Step 0: Your short identifier

First of all, you will need your short identifier many times, locate it.

Also, you will need the short identifier and the key of one of your devices, locate it.


Step 1: Explore how to connect

To open connect to our MQTT server, you can choose from two protocols and two security schemes each.

MQTT

Default and widely supported protocol but communication is not secure.

  • Server name: mqtt.iotguru.cloud
  • Server port: 1883

Secure MQTT

Less supported protocol but communication is secure.

  • Server name: mqtt.iotguru.cloud
  • Server port: 8883

MQTT over WebSocket

Packets encapsulated by WebSocket frames but communication is not secure.
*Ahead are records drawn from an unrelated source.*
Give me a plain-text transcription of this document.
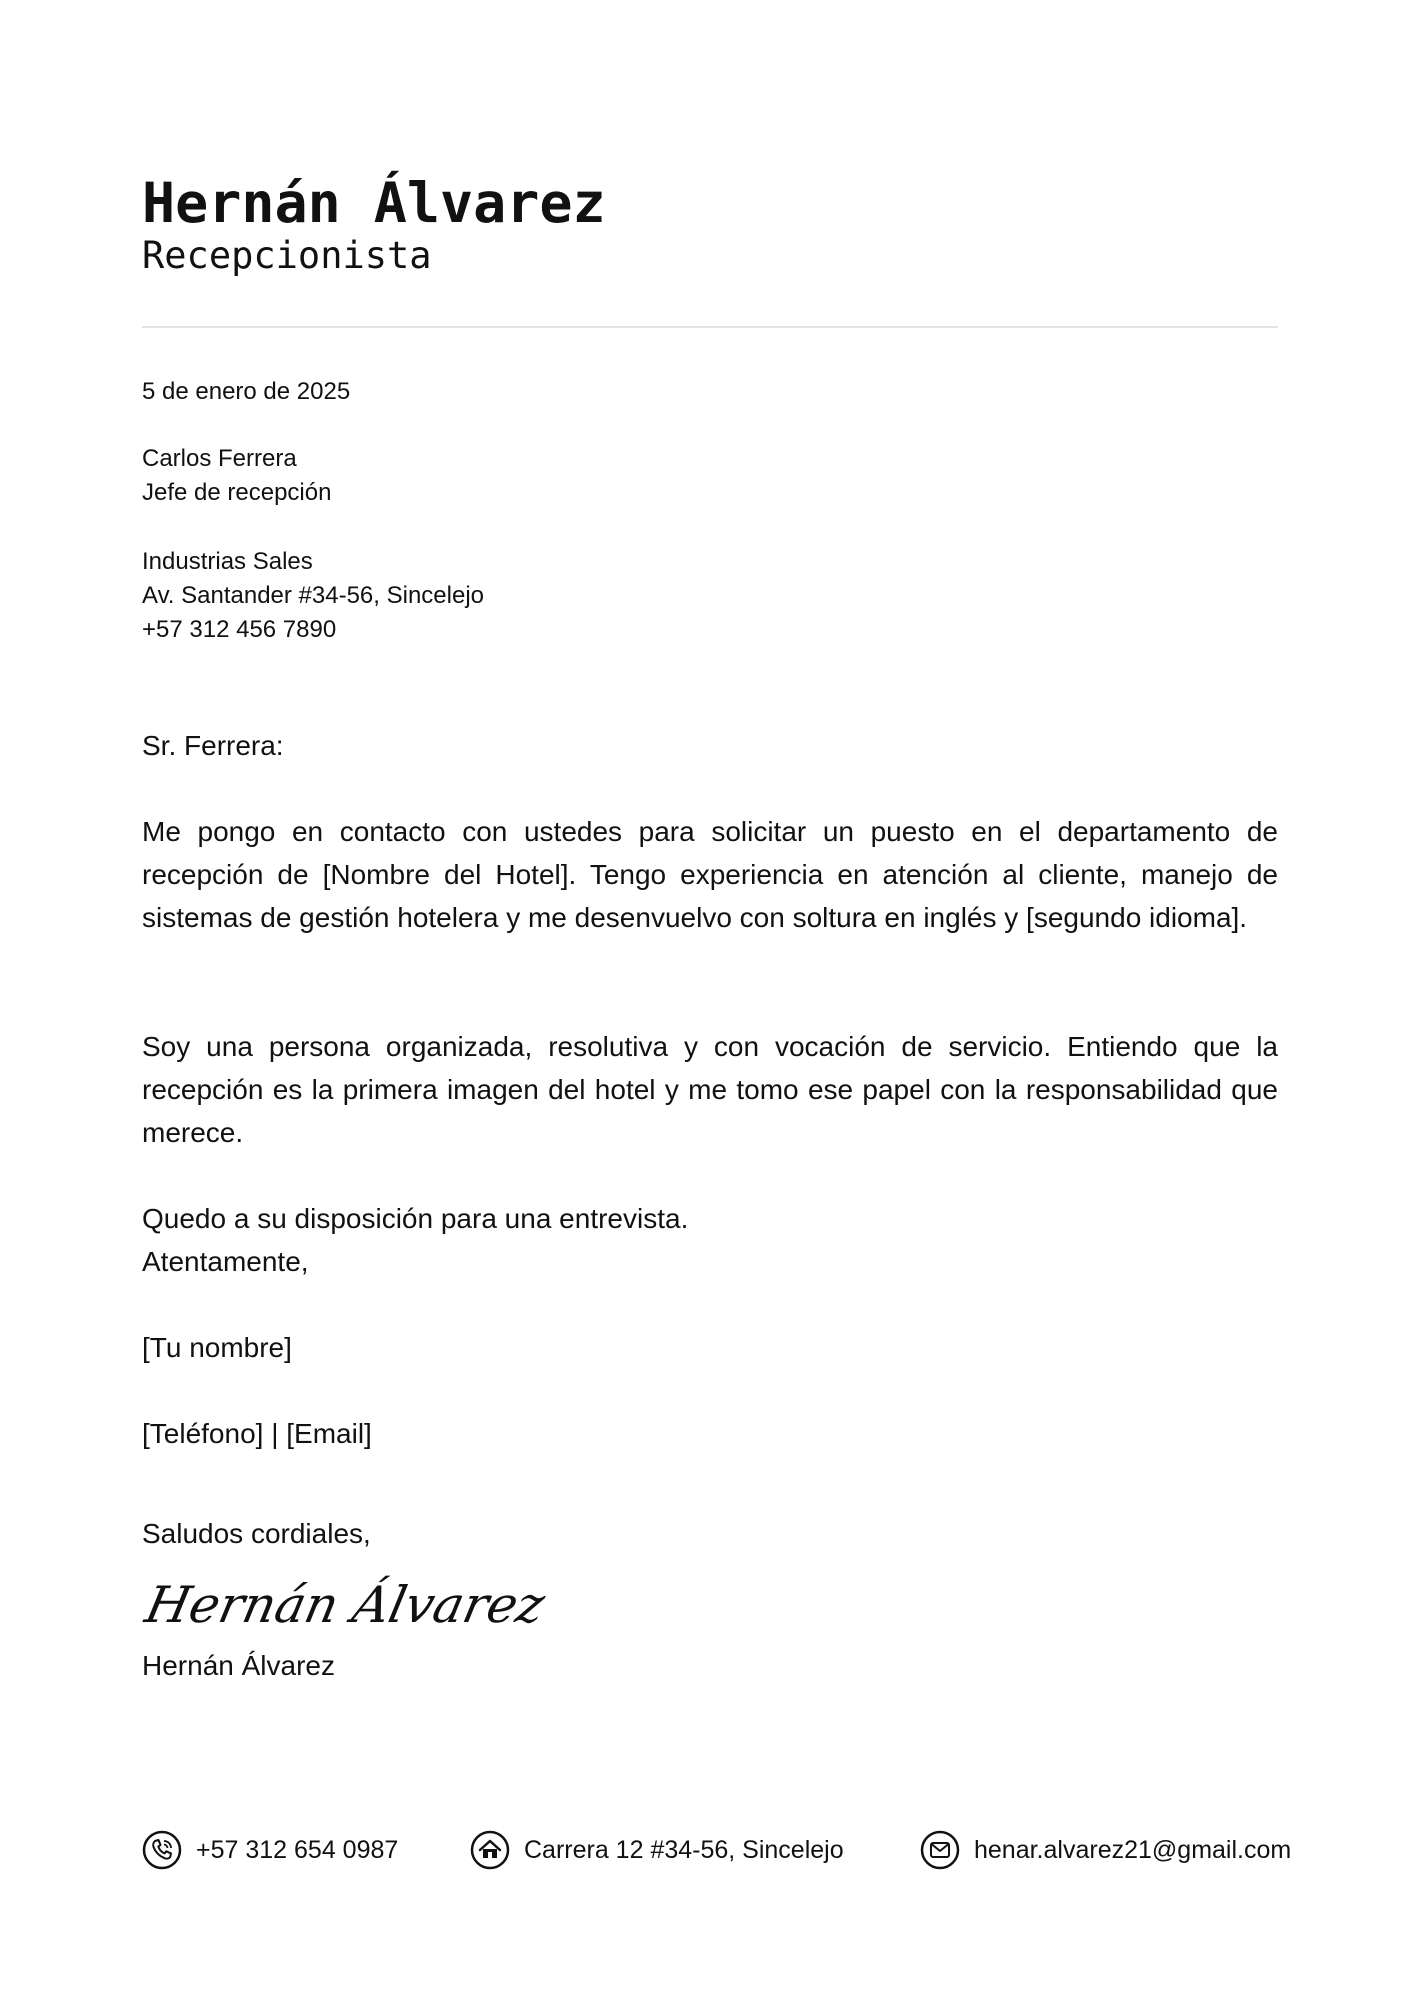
Hernán Álvarez
Recepcionista
5 de enero de 2025
Carlos Ferrera
Jefe de recepción
Industrias Sales
Av. Santander #34-56, Sincelejo
+57 312 456 7890
Sr. Ferrera:

Me pongo en contacto con ustedes para solicitar un puesto en el departamento de recepción de [Nombre del Hotel]. Tengo experiencia en atención al cliente, manejo de sistemas de gestión hotelera y me desenvuelvo con soltura en inglés y [segundo idioma].

Soy una persona organizada, resolutiva y con vocación de servicio. Entiendo que la recepción es la primera imagen del hotel y me tomo ese papel con la responsabilidad que merece.

Quedo a su disposición para una entrevista.
Atentamente,
[Tu nombre]
[Teléfono] | [Email]
Saludos cordiales,
Hernán Álvarez
Hernán Álvarez
+57 312 654 0987	Carrera 12 #34-56, Sincelejo	henar.alvarez21@gmail.com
  • Server name: mqtt.iotguru.cloud
  • Server port: 80

MQTT over Secure WebSocket

Packets encapsulated by WebSocket frames but communication is secure.
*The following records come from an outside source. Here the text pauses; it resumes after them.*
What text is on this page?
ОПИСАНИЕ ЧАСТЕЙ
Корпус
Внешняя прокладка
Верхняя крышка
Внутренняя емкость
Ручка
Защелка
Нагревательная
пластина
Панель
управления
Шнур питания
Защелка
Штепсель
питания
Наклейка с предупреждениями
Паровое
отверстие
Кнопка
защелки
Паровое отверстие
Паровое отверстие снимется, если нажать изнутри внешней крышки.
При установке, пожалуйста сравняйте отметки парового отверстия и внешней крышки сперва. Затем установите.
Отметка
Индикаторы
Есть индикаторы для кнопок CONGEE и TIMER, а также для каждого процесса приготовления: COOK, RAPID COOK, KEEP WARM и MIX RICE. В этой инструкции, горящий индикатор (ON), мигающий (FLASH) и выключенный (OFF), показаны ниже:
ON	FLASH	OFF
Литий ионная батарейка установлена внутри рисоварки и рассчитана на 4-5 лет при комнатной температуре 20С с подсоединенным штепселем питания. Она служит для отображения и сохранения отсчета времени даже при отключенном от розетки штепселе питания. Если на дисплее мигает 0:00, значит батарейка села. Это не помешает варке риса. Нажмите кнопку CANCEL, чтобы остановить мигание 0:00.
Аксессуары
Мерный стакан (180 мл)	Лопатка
  • Server name: mqtt.iotguru.cloud
  • Server port: 443

Step 2: Choose authentication

We provide two authentication schemes to you, you can choose one of them or both of them.

User credentials

Connect to MQTT server with your personal credentials and you can use it in a secure environment.

  • User name: user short identifier
  • Client id: user short identifier + something unique whatever
  • Password: your actual password

Device credentials

Connect to MQTT server with one of your device credentials and you can use it in an insecure environment.
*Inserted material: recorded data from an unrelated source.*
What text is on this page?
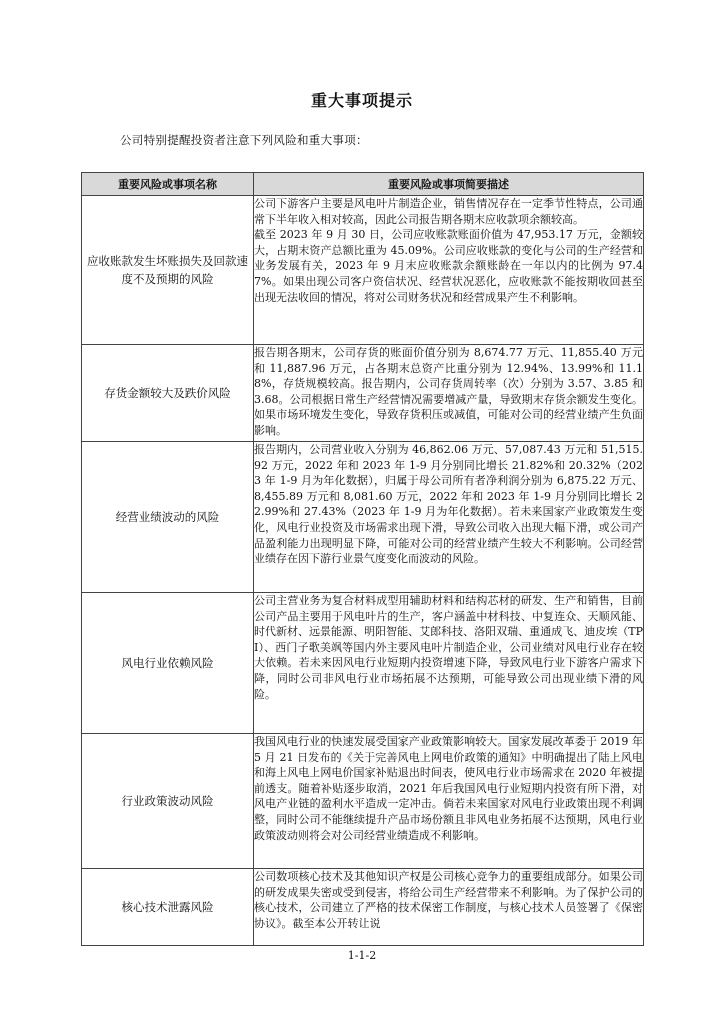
重大事项提示
公司特别提醒投资者注意下列风险和重大事项：
重要风险或事项名称	重要风险或事项简要描述
应收账款发生坏账损失及回款速度不及预期的风险	公司下游客户主要是风电叶片制造企业，销售情况存在一定季节性特点，公司通常下半年收入相对较高，因此公司报告期各期末应收款项余额较高。
截至 2023 年 9 月 30 日，公司应收账款账面价值为 47,953.17 万元，金额较大，占期末资产总额比重为 45.09%。公司应收账款的变化与公司的生产经营和业务发展有关，2023 年 9 月末应收账款余额账龄在一年以内的比例为 97.47%。如果出现公司客户资信状况、经营状况恶化，应收账款不能按期收回甚至出现无法收回的情况，将对公司财务状况和经营成果产生不利影响。

存货金额较大及跌价风险	报告期各期末，公司存货的账面价值分别为 8,674.77 万元、11,855.40 万元和 11,887.96 万元，占各期末总资产比重分别为 12.94%、13.99%和 11.18%，存货规模较高。报告期内，公司存货周转率（次）分别为 3.57、3.85 和 3.68。公司根据日常生产经营情况需要增减产量，导致期末存货余额发生变化。如果市场环境发生变化，导致存货积压或减值，可能对公司的经营业绩产生负面影响。

经营业绩波动的风险	报告期内，公司营业收入分别为 46,862.06 万元、57,087.43 万元和 51,515.92 万元，2022 年和 2023 年 1-9 月分别同比增长 21.82%和 20.32%（2023 年 1-9 月为年化数据），归属于母公司所有者净利润分别为 6,875.22 万元、8,455.89 万元和 8,081.60 万元，2022 年和 2023 年 1-9 月分别同比增长 22.99%和 27.43%（2023 年 1-9 月为年化数据）。若未来国家产业政策发生变化，风电行业投资及市场需求出现下滑，导致公司收入出现大幅下滑，或公司产品盈利能力出现明显下降，可能对公司的经营业绩产生较大不利影响。公司经营业绩存在因下游行业景气度变化而波动的风险。

风电行业依赖风险	公司主营业务为复合材料成型用辅助材料和结构芯材的研发、生产和销售，目前公司产品主要用于风电叶片的生产，客户涵盖中材科技、中复连众、天顺风能、时代新材、远景能源、明阳智能、艾郎科技、洛阳双瑞、重通成飞、迪皮埃（TPI）、西门子歌美飒等国内外主要风电叶片制造企业，公司业绩对风电行业存在较大依赖。若未来因风电行业短期内投资增速下降，导致风电行业下游客户需求下降，同时公司非风电行业市场拓展不达预期，可能导致公司出现业绩下滑的风险。

行业政策波动风险	我国风电行业的快速发展受国家产业政策影响较大。国家发展改革委于 2019 年 5 月 21 日发布的《关于完善风电上网电价政策的通知》中明确提出了陆上风电和海上风电上网电价国家补贴退出时间表，使风电行业市场需求在 2020 年被提前透支。随着补贴逐步取消，2021 年后我国风电行业短期内投资有所下滑，对风电产业链的盈利水平造成一定冲击。倘若未来国家对风电行业政策出现不利调整，同时公司不能继续提升产品市场份额且非风电业务拓展不达预期，风电行业政策波动则将会对公司经营业绩造成不利影响。

核心技术泄露风险	公司数项核心技术及其他知识产权是公司核心竞争力的重要组成部分。如果公司的研发成果失密或受到侵害，将给公司生产经营带来不利影响。为了保护公司的核心技术，公司建立了严格的技术保密工作制度，与核心技术人员签署了《保密协议》。截至本公开转让说
1-1-2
  • User name: user short identifier
  • Client id: device short identifier
  • Password: device key

Step 3: Subscribe and publish on topics

You can access only your own topics, starts with your short identifier.

Subscribe

You can subscribe on everything of your MQTT tree or your can subscribe only to the partial branch of the MQTT tree:

  • sub/{user short identifier}/#
  • sub/{user short identifier}/{device short identifier}/#
  • sub/{user short identifier}/{device short identifier}/{node short identifier}/#
  • sub/{user short identifier}/{device short identifier}/{node short identifier}/{field name}
  • pub/{user short identifier}/#
  • pub/{user short identifier}/{device short identifier}/#
  • pub/{user short identifier}/{device short identifier}/{node short identifier}/#

Publish

You can publish everything on every topic in your user - device sub-tree:

  • pub/{user short identifier}/{device short identifier}
  • pub/{user short identifier}/{device short identifier}/{node short identifier}
  • pub/{user short identifier}/{device short identifier}/{node short identifier}/{field name}
  • pub/{user short identifier}/{device short identifier}/whatever
  • pub/{user short identifier}/{device short identifier}/whatever/that/you/want

Quota

You can publish for free on your exact field address if the payload can be processed as number and the field type is `input`:

  • pub/{user short identifier}/{device short identifier}/{node short identifier}/{field name}

Otherwise we will route your published messages from pub/* topic to sub/* topic until the device reaches the daily (UTC) quota limit.


Step 4: Connection example

You can try to connect with the PAHO online MQTT over WebSocket test client.